A phospholipase C-γ1-independent, RasGRP1-ERK-dependent pathway drives lymphoproliferative disease in linker for activation of T cells-Y136F mutant mice.

Mice expressing a germline mutation in the phospholipase C-γ1-binding site of linker for activation of T cells (LAT) show progressive lymphoproliferation and ultimately die at 4-6 mo age. The hyperactivated T cells in these mice show defective TCR-induced calcium flux but enhanced Ras/ERK activation, which is critical for disease progression. Despite the loss of LAT-dependent phospholipase C-γ1 binding and activation, genetic analysis revealed RasGRP1, and not Sos1 or Sos2, to be the major Ras guanine exchange factor responsible for ERK activation and the lymphoproliferative phenotype in these mice. Analysis of isolated CD4(+) T cells from LAT-Y136F mice showed altered proximal TCR-dependent kinase signaling, which activated a Zap70- and LAT-independent pathway. Moreover, LAT-Y136F T cells showed ERK activation that was dependent on Lck and/or Fyn, protein kinase C-θ, and RasGRP1. These data demonstrate a novel route to Ras activation in vivo in a pathological setting.

Deconstructing Ras signaling in the thymus.

Thymocytes must transit at least two distinct developmental checkpoints, governed by signals that emanate from either the pre-T cell receptor (pre-TCR) or the TCR to the small G protein Ras before emerging as functional T lymphocytes. Recent studies have shown a role for the Ras guanine exchange factor (RasGEF) Sos1 at the pre-TCR checkpoint. At the second checkpoint, the quality of signaling through the TCR is interrogated to ensure the production of an appropriate T cell repertoire. Although RasGRP1 is the only confirmed RasGEF required at the TCR checkpoint, current models suggest that the intensity and character of Ras activation, facilitated by both Sos and RasGRP1, will govern the boundary between survival (positive selection) and death (negative selection) at this stage. Using mouse models, we have assessed the independent and combined roles for the RasGEFs Sos1, Sos2, and RasGRP1 during thymocyte development. Although Sos1 was the dominant RasGEF at the pre-TCR checkpoint, combined Sos1/RasGRP1 deletion was required to effectively block development at this stage. Conversely, while RasGRP1 deletion efficiently blocked positive selection, combined RasGRP1/Sos1 deletion was required to block negative selection.
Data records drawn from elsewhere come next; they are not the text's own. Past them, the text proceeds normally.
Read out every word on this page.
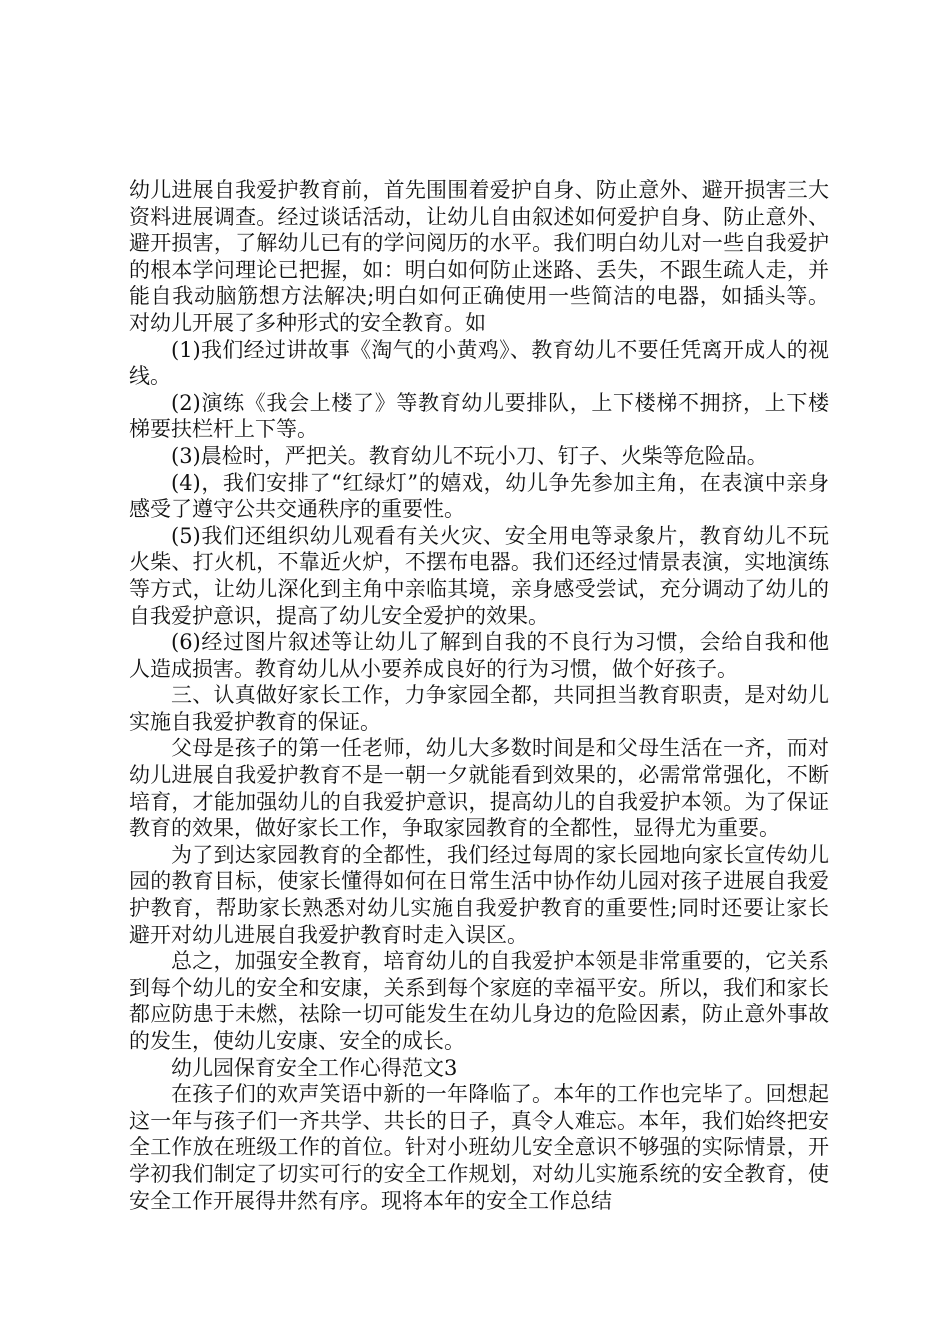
幼儿进展自我爱护教育前，首先围围着爱护自身、防止意外、避开损害三大资料进展调查。经过谈话活动，让幼儿自由叙述如何爱护自身、防止意外、避开损害，了解幼儿已有的学问阅历的水平。我们明白幼儿对一些自我爱护的根本学问理论已把握，如：明白如何防止迷路、丢失，不跟生疏人走，并能自我动脑筋想方法解决;明白如何正确使用一些简洁的电器，如插头等。对幼儿开展了多种形式的安全教育。如

(1)我们经过讲故事《淘气的小黄鸡》、教育幼儿不要任凭离开成人的视线。

(2)演练《我会上楼了》等教育幼儿要排队，上下楼梯不拥挤，上下楼梯要扶栏杆上下等。

(3)晨检时，严把关。教育幼儿不玩小刀、钉子、火柴等危险品。

(4)，我们安排了“红绿灯”的嬉戏，幼儿争先参加主角，在表演中亲身感受了遵守公共交通秩序的重要性。

(5)我们还组织幼儿观看有关火灾、安全用电等录象片，教育幼儿不玩火柴、打火机，不靠近火炉，不摆布电器。我们还经过情景表演，实地演练等方式，让幼儿深化到主角中亲临其境，亲身感受尝试，充分调动了幼儿的自我爱护意识，提高了幼儿安全爱护的效果。

(6)经过图片叙述等让幼儿了解到自我的不良行为习惯，会给自我和他人造成损害。教育幼儿从小要养成良好的行为习惯，做个好孩子。

三、认真做好家长工作，力争家园全都，共同担当教育职责，是对幼儿实施自我爱护教育的保证。

父母是孩子的第一任老师，幼儿大多数时间是和父母生活在一齐，而对幼儿进展自我爱护教育不是一朝一夕就能看到效果的，必需常常强化，不断培育，才能加强幼儿的自我爱护意识，提高幼儿的自我爱护本领。为了保证教育的效果，做好家长工作，争取家园教育的全都性，显得尤为重要。

为了到达家园教育的全都性，我们经过每周的家长园地向家长宣传幼儿园的教育目标，使家长懂得如何在日常生活中协作幼儿园对孩子进展自我爱护教育，帮助家长熟悉对幼儿实施自我爱护教育的重要性;同时还要让家长避开对幼儿进展自我爱护教育时走入误区。

总之，加强安全教育，培育幼儿的自我爱护本领是非常重要的，它关系到每个幼儿的安全和安康，关系到每个家庭的幸福平安。所以，我们和家长都应防患于未燃，祛除一切可能发生在幼儿身边的危险因素，防止意外事故的发生，使幼儿安康、安全的成长。

幼儿园保育安全工作心得范文3

在孩子们的欢声笑语中新的一年降临了。本年的工作也完毕了。回想起这一年与孩子们一齐共学、共长的日子，真令人难忘。本年，我们始终把安全工作放在班级工作的首位。针对小班幼儿安全意识不够强的实际情景，开学初我们制定了切实可行的安全工作规划，对幼儿实施系统的安全教育，使安全工作开展得井然有序。现将本年的安全工作总结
This functional redundancy in RasGEFs during negative selection may act as a failsafe mechanism ensuring appropriate central tolerance.
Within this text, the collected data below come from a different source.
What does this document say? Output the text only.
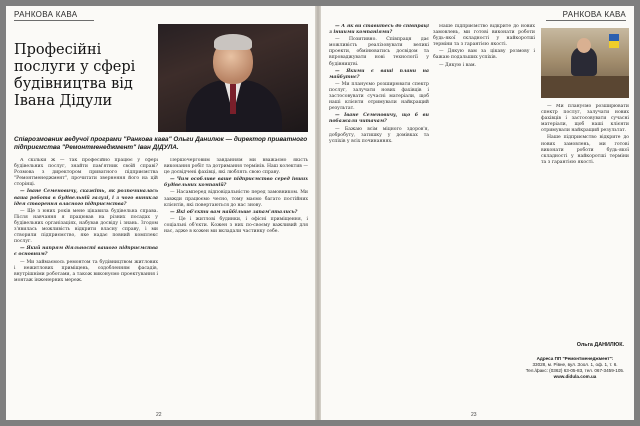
РАНКОВА КАВА
Професійні послуги у сфері будівництва від Івана Дідули
Співрозмовник ведучої програми "Ранкова кава" Ольги Данилюк — директор приватного підприємства "Ремонтменеджмент" Іван ДІДУЛА.

А скільки ж — так професійно працює у сфері будівельних послуг, знайти пам'ятник своїй справі? Розмова з директором приватного підприємства "Ремонтменеджмент", прочитати звернення його на цій сторінці.

— Іване Семеновичу, скажіть, як розпочиналась ваша робота в будівельній галузі, і з чого виникла ідея створення власного підприємства?

— Ще з юних років мене цікавила будівельна справа. Після навчання я працював на різних посадах у будівельних організаціях, набував досвіду і знань. Згодом з'явилась можливість відкрити власну справу, і ми створили підприємство, яке надає повний комплекс послуг.

— Який напрям діяльності вашого підприємства є основним?

— Ми займаємось ремонтом та будівництвом житлових і нежитлових приміщень, оздобленням фасадів, внутрішніми роботами, а також виконуємо проектування і монтаж інженерних мереж.

Першочерговим завданням ми вважаємо якість виконання робіт та дотримання термінів. Наш колектив — це досвідчені фахівці, які люблять свою справу.

— Чим особливе ваше підприємство серед інших будівельних компаній?

— Насамперед відповідальністю перед замовником. Ми завжди працюємо чесно, тому маємо багато постійних клієнтів, які повертаються до нас знову.

— Які об'єкти вам найбільше запам'ятались?

— Це і житлові будинки, і офісні приміщення, і соціальні об'єкти. Кожен з них по-своєму важливий для нас, адже в кожен ми вкладали частинку себе.

22
РАНКОВА КАВА

— А як ви ставитесь до співпраці з іншими компаніями?

— Позитивно. Співпраця дає можливість реалізовувати великі проекти, обмінюватись досвідом та впроваджувати нові технології у будівництві.

— Якими є ваші плани на майбутнє?

— Ми плануємо розширювати спектр послуг, залучати нових фахівців і застосовувати сучасні матеріали, щоб наші клієнти отримували найкращий результат.

— Іване Семеновичу, що б ви побажали читачам?

— Бажаю всім міцного здоров'я, добробуту, затишку у домівках та успіхів у всіх починаннях.

Наше підприємство відкрите до нових замовлень, ми готові виконати роботи будь-якої складності у найкоротші терміни та з гарантією якості.

— Дякую вам за цікаву розмову і бажаю подальших успіхів.

— Дякую і вам.

— Ми плануємо розширювати спектр послуг, залучати нових фахівців і застосовувати сучасні матеріали, щоб наші клієнти отримували найкращий результат.

Наше підприємство відкрите до нових замовлень, ми готові виконати роботи будь-якої складності у найкоротші терміни та з гарантією якості.

Ольга ДАНИЛЮК.
Адреса ПП "Ремонтменеджмент":
33028, м. Рівне, вул. Зоол. 1, оф. 1, т. 6.
Тел./факс: (0362) 63-05-83, тел. 067-3459-105.
www.didula.com.ua
23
Targeted Sos1 deletion reveals its critical role in early T-cell development.

Activation of the small G protein Ras is required for thymocyte differentiation. In thymocytes, Ras is activated by the Ras guanine exchange factors (RasGEFs) Sos1, Sos2, and RasGRP1. We report the development of a floxed allele of sos1 to assess the role of Sos1 during thymocyte development. Sos1 was required for pre-T-cell receptor (pre-TCR)- but not TCR-stimulated developmental signals. Sos1 deletion led to a partial block at the DN-to-DP transition. Sos1-deficient thymocytes showed reduced pre-TCR-stimulated proliferation, differentiation, and ERK phosphorylation. In contrast, TCR-stimulated positive selection, and negative selection under strong stimulatory conditions, remained intact in Sos1-deficient mice. Comparison of RasGEF expression at different developmental stages showed that relative to Sos2 and RasGRP1, Sos1 is most abundant in DN thymocytes, but least abundant in DP thymocytes. These data reveal that Sos1 is uniquely positioned to affect signal transduction early in thymocyte development.